Suh’s lawyer said during the case’s first hearing on Friday that the former security chief did not and could not have covered up the death of the official, named Lee Dae-jun.
According to his lawyer, a cover-up was impossible because hundreds of people in the National Intelligence Service(NIS) and the National Security Office knew about the incident and President Moon Jae-in had also been briefed on it.
The lawyer also dismissed allegations that Suh’s office had sought to make it look like Lee was killed while attempting to defect to North Korea, saying the office had only sought to shed light on what happened by having agencies share their intelligence on the matter.

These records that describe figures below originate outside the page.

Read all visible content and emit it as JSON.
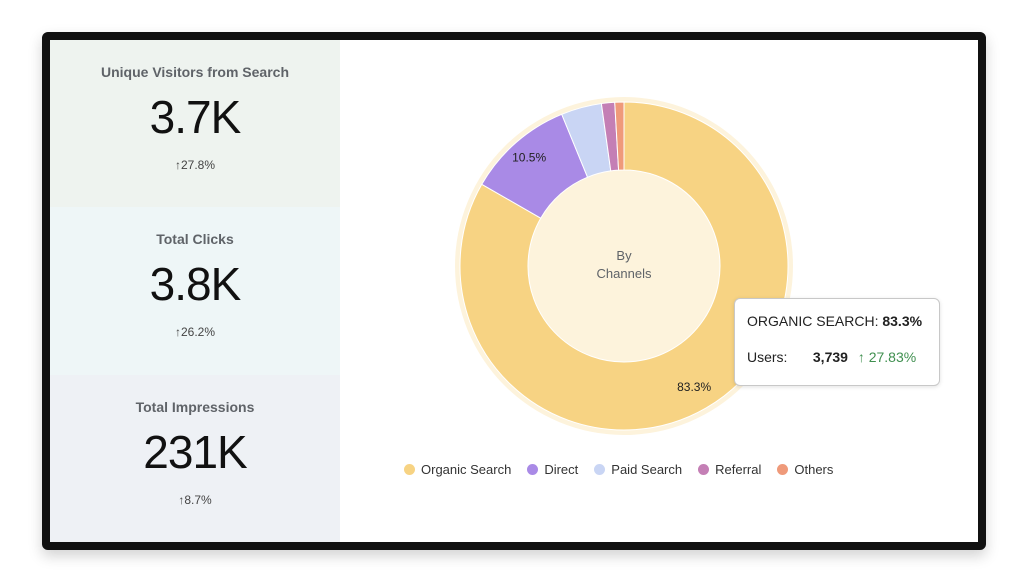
{
  "metrics": [
    {
      "label": "Unique Visitors from Search",
      "value": "3.7K",
      "change": "27.8%"
    },
    {
      "label": "Total Clicks",
      "value": "3.8K",
      "change": "26.2%"
    },
    {
      "label": "Total Impressions",
      "value": "231K",
      "change": "8.7%"
    }
  ],
  "chart_data": {
    "type": "pie",
    "donut": true,
    "center_label": [
      "By",
      "Channels"
    ],
    "categories": [
      "Organic Search",
      "Direct",
      "Paid Search",
      "Referral",
      "Others"
    ],
    "values": [
      83.3,
      10.5,
      4.0,
      1.3,
      0.9
    ],
    "colors": [
      "#f7d383",
      "#a98ae6",
      "#c9d5f4",
      "#c47fb5",
      "#ef9a7a"
    ],
    "data_labels": [
      "83.3%",
      "10.5%",
      "",
      "",
      ""
    ],
    "highlighted": "Organic Search",
    "legend_position": "bottom"
  },
  "tooltip": {
    "title": "ORGANIC SEARCH:",
    "percent": "83.3%",
    "users_label": "Users:",
    "users_value": "3,739",
    "change": "27.83%"
  }
}
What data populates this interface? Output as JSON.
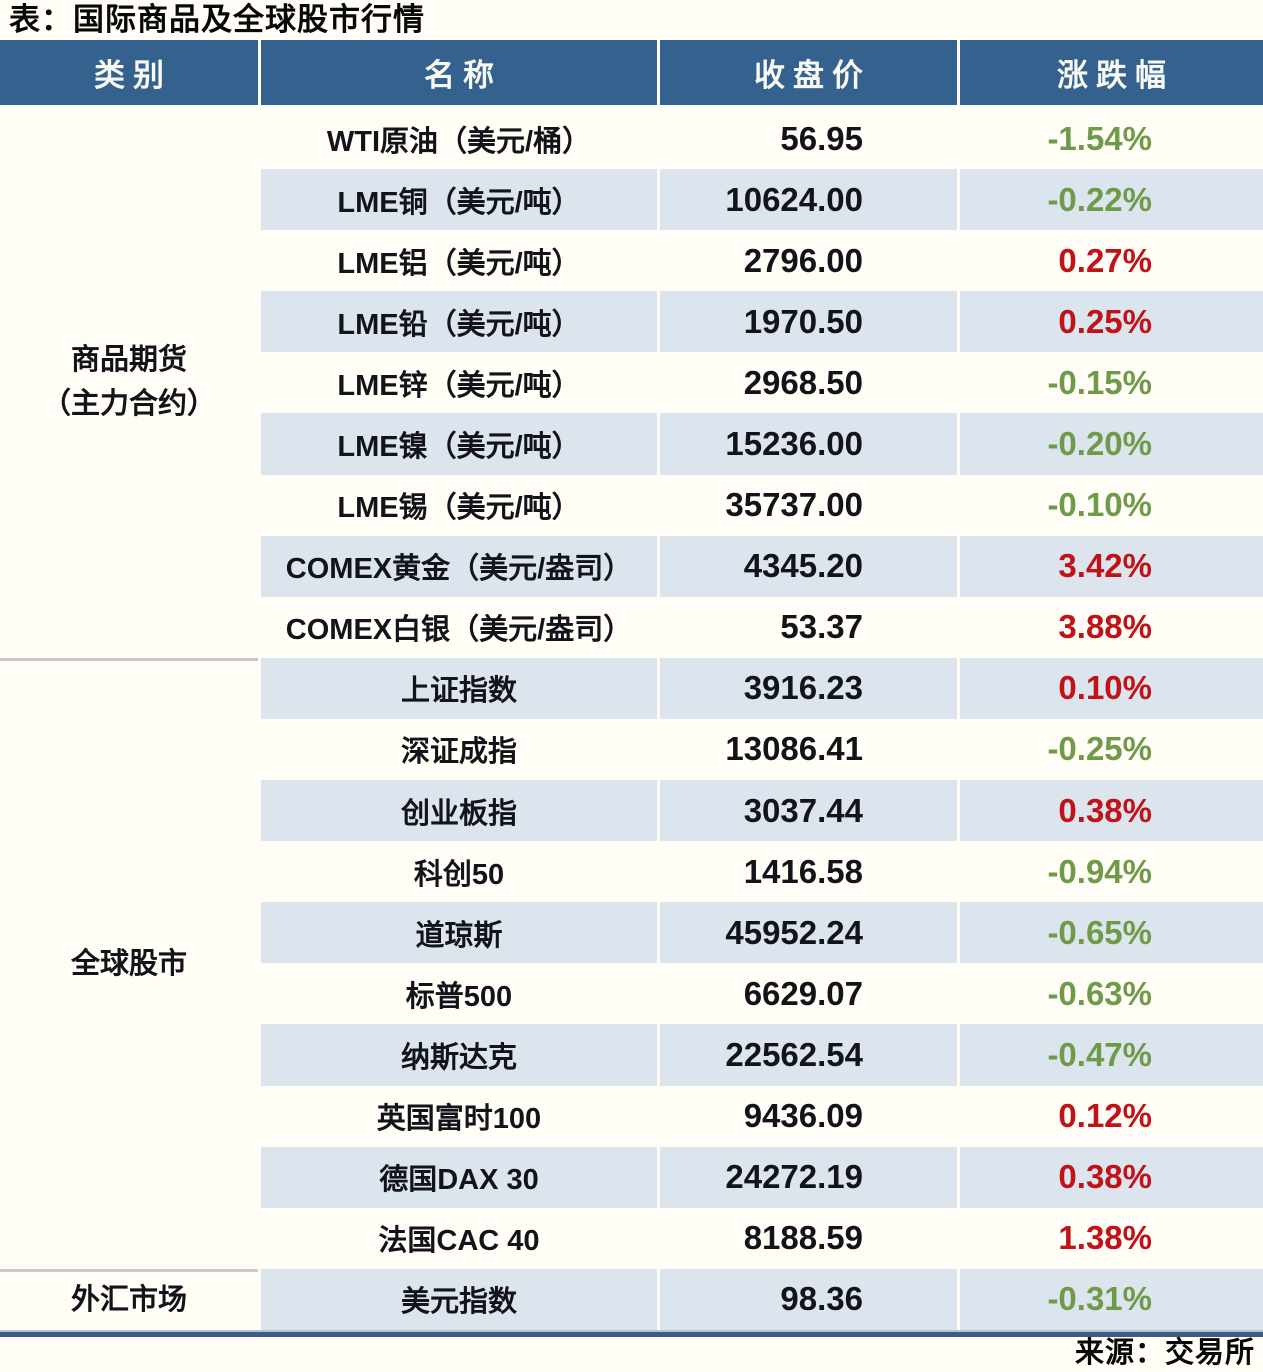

Meanwhile, during Friday’s hearing, former NIS chief Park Jie-won, former defense minister Suh Wook and former Coast Guard commissioner general Kim Hong-hee, who are also on trial, denied allegations of attempting to cover up Lee’s death.
On September 22, 2020, Lee was on duty near the inter-Korean maritime boundary in the West Sea when he was fatally shot by North Korean soldiers, who proceeded to burn his body.
The defense ministry and the Coast Guard under the Moon administration announced within days that Lee was killed while attempting to defect to the North, an assertion that was retracted in June of this year after President Yoon Suk Yeol’s inauguration in May.